The news has just come out that Opera is switching all of their browsers (both mobile and desktop) to use WebKit (specifically, Chromium). I’ve seen a lot of gnashing of teeth on Twitter and I feel like I can respond because I use to feel the same way back in 2008-2009. However this is 2013 and the Chrome/Chromium team has made it obvious that any form of stagnation or lack of innovation does not need to occur when using WebKit. In fact it possibly gives you the ability to accelerate your development, spending less time worrying about implementing common standards. I would argue that WebKit (a common framework for implementing the standards-compatible portion of a web browser) is exactly like jQuery (a common framework for implementing a DOM standards-compatible experience in a web page) at this point.
These are a few arguments against the switch that I’ve seen so far:
A browser switching to WebKit will result in stagnation
That is demonstrably not true. KDE created KHTML, Apple created WebKit based upon that, Google created WebKit/Chromium based upon that. I don’t think anyone can successfully argue that Chome/Chromium isn’t a better browser than Safari which isn’t a better browser than Konqueror. The Chrome team has proved that stagnation when using WebKit is merely a choice, as a contributor to WebKit you have the complete ability to drive it in a direction you wish (often for the better). I see no reason why the highly-skilled development team at Opera won’t be able to do the same. They can implement a number of their Opera-specific features into WebKit and it’s likely that those features will start to trickle back into other WebKit-using browsers as well.
This is helping to making WebKit a de facto standard, bugs-and-all
I don’t see this argument as being relevant any more, WebKit is already a de facto standard. I mean, everyone remembers when the browsers decided to implement
-webkit vendor prefixes? It’s obvious that the “WebKit is an de facto standard” horse has already left the gate. As to the bugs: WebKit is a common code base that a number of browsers contribute to, however every browser vendor has the ability to make changes to their own fork of the code base. I see no reason why these “now-standard” WebKit bugs wouldn’t be fixed by any single vendor. Having a bug in the engine does not mean that a single browser vendor is incapable of fixing it — they would just be willfully not fixing it (as the browser vendors currently willfully clone
This will affect Opera’s ability to influence standards
I don’t see the switch to WebKit causing this.
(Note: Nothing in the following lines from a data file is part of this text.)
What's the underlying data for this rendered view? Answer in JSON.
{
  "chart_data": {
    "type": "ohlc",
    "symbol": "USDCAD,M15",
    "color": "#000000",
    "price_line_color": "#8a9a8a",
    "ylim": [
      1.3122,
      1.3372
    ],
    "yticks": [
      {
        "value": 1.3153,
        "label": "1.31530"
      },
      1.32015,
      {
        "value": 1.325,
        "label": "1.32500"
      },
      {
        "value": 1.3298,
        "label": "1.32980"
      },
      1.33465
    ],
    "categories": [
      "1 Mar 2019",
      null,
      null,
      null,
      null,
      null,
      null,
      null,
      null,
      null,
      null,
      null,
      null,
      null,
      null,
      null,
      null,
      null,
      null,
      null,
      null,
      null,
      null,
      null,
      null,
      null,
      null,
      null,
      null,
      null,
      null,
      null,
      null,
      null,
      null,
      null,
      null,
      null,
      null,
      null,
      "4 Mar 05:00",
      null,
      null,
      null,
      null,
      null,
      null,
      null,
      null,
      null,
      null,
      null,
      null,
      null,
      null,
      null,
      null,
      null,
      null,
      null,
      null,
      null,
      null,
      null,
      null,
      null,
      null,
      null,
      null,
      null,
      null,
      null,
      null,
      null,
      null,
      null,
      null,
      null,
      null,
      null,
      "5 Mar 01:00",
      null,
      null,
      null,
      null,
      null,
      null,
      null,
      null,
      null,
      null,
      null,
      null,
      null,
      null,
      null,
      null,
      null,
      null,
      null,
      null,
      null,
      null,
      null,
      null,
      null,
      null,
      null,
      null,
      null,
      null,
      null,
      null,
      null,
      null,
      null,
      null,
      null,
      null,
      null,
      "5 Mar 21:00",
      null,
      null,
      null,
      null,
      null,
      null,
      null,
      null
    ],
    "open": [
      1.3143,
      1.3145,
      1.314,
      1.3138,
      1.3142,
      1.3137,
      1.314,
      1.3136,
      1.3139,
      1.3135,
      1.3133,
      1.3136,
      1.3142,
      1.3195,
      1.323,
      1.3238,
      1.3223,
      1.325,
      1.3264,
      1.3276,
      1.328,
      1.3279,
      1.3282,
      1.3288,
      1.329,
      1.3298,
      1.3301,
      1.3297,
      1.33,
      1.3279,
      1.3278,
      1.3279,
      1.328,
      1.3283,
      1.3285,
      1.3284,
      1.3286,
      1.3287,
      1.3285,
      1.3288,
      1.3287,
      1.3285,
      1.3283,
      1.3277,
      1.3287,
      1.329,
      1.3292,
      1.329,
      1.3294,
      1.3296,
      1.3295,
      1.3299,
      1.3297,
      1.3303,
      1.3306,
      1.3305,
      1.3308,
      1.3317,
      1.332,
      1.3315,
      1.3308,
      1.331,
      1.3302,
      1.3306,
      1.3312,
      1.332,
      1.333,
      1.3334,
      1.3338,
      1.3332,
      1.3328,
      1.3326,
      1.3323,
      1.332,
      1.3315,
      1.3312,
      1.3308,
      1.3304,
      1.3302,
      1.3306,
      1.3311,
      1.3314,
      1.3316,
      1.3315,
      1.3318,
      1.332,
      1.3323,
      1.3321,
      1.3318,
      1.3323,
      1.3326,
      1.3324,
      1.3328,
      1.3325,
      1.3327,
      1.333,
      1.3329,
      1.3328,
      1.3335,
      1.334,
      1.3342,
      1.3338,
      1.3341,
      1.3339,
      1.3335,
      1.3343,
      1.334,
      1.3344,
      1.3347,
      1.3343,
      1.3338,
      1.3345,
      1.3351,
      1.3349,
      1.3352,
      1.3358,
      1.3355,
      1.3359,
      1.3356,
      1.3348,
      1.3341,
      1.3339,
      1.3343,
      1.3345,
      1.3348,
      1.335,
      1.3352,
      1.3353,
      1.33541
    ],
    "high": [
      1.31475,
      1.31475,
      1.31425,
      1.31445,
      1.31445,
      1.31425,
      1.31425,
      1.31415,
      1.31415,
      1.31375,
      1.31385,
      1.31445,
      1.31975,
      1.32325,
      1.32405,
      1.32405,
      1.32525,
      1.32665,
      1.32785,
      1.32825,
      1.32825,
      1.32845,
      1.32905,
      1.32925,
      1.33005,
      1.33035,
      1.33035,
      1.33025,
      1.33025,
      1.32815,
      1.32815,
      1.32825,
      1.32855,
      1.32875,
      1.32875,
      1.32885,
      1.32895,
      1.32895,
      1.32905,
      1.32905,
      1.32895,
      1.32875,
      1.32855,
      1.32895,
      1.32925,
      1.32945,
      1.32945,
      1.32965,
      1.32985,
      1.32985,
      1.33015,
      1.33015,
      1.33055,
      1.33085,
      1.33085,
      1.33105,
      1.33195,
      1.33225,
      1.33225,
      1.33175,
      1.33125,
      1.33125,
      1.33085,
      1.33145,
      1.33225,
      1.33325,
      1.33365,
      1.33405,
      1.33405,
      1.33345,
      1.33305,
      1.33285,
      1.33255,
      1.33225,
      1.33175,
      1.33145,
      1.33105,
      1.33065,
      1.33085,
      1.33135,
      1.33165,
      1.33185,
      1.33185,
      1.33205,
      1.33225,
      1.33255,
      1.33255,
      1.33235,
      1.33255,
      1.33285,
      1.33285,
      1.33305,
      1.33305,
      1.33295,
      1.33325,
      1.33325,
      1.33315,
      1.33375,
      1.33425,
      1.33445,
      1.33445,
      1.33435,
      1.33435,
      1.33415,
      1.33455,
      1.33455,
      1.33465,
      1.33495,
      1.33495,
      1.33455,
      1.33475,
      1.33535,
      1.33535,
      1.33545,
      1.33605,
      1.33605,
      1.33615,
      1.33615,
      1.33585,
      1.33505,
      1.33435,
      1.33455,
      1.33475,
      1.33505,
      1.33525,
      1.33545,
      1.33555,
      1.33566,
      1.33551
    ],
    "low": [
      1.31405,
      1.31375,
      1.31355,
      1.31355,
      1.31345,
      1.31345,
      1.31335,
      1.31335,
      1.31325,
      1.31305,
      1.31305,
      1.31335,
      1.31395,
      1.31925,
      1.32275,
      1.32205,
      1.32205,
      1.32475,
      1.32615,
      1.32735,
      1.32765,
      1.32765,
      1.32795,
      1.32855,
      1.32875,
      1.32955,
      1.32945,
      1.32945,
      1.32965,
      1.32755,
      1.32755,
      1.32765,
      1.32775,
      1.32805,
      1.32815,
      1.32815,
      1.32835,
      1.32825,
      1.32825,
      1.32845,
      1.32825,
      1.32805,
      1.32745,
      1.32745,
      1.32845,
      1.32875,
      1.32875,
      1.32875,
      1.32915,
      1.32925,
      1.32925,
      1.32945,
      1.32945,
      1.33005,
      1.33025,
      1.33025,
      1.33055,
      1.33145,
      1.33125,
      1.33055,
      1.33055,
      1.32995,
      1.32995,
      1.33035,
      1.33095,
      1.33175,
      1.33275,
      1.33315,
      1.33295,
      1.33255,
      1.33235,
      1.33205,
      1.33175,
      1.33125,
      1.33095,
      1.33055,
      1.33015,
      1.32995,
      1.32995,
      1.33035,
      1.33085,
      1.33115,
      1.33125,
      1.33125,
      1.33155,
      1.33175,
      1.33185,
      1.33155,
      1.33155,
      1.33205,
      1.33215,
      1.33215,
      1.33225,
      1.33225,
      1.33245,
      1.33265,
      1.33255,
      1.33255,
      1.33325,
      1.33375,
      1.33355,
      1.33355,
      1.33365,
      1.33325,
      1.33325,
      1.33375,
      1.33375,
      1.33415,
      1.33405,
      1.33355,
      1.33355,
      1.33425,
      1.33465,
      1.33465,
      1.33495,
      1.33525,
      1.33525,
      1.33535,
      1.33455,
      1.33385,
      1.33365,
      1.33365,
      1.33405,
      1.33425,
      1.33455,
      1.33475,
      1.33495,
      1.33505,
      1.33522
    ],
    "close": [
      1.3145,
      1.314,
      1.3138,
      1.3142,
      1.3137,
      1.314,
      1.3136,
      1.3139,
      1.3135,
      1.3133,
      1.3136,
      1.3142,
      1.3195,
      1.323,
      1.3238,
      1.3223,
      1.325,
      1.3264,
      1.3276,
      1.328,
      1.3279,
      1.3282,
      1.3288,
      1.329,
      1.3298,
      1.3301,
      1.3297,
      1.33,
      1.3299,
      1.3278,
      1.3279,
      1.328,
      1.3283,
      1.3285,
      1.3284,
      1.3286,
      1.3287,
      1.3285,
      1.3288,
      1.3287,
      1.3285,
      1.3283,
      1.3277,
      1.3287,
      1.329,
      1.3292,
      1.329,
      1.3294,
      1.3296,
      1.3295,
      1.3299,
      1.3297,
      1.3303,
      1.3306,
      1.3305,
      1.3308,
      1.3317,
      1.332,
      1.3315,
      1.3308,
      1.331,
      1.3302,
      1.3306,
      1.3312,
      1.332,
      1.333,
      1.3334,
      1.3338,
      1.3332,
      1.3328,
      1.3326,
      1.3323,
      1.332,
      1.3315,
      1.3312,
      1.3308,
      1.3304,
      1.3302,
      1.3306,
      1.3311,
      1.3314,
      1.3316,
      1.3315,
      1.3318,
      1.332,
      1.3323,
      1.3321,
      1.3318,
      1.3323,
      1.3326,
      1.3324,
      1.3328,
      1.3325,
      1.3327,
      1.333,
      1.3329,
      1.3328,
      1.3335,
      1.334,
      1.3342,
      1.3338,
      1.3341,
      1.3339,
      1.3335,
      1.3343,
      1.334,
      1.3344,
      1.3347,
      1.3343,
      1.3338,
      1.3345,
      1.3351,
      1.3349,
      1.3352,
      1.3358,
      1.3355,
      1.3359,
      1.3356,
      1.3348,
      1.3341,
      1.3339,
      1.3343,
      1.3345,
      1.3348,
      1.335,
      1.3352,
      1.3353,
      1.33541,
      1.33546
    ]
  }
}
I do see Anne van Kesteren‘s move to Mozilla as being a massive blow to Opera’s ability to push standards though. I don’t know anything about the situation but if his moving was caused by the switch to WebKit then yes, Opera’s move to WebKit has affected their ability to influence standards.
Opera switching to WebKit is a slippery slope and/or Opera is a small player, Firefox or IE switching to WebKit would be a bigger problem
I think one this is clear already: WebKit has completely and unequivocally won mobile at this point. They are nearly the only rendering engine used on the vast majority of mobile browsers, including the soon-to-switch Opera Mini/Mobile browsers too. There is no reason to worry about a slippery slope, the slope has already been slid down. In order for any other browser to remain relevant in the world of mobile (which, you must admit, is quickly becoming the only world we live in) they must keep feature parity with WebKit. Let’s follow this to its logical conclusion: In a world in which WebKit is now virtually the only mobile browser vendor Mozilla and Microsoft will feel increased pressure to switch their browser engines over to WebKit in order to keep pace. Google has proved that with Chrome that WebKit stagnation is simply a choice so there’s no reason why these other companies shouldn’t be able to build off of WebKit (and possibly create WebKit hybrids, such as WebKit + IonMonkey).
The big question becomes: Should they switch?
At this point it’s honestly a business/engineering decision for Mozilla and Microsoft (as it always has been). If some percentage of your developer force is spending all of their time implementing the same standards that everyone else is implementing then switching to a common code base will give you the ability to free up some of your developers to work on something else. You saw what happened in the case of Chrome: They used their extra developer time to completely crush the competition on performance. This resulted in the everyone-wins race to become the fastest browser.
Ultimately it’s important to remember that WebKit is not a monolithic entity. It’s a shared codebase that a number of corporations contribute to. (In this respect it’s different from jQuery: Almost all contributions to jQuery comes back into the main codebase, whereas with WebKit some come back to the main codebase and some stay in a fork.) There is a lot of code sharing going on but it isn’t the be-all and end-all of browser development. Innovation can clearly still occur when working on a shared codebase and performance will almost certainly continue to improve.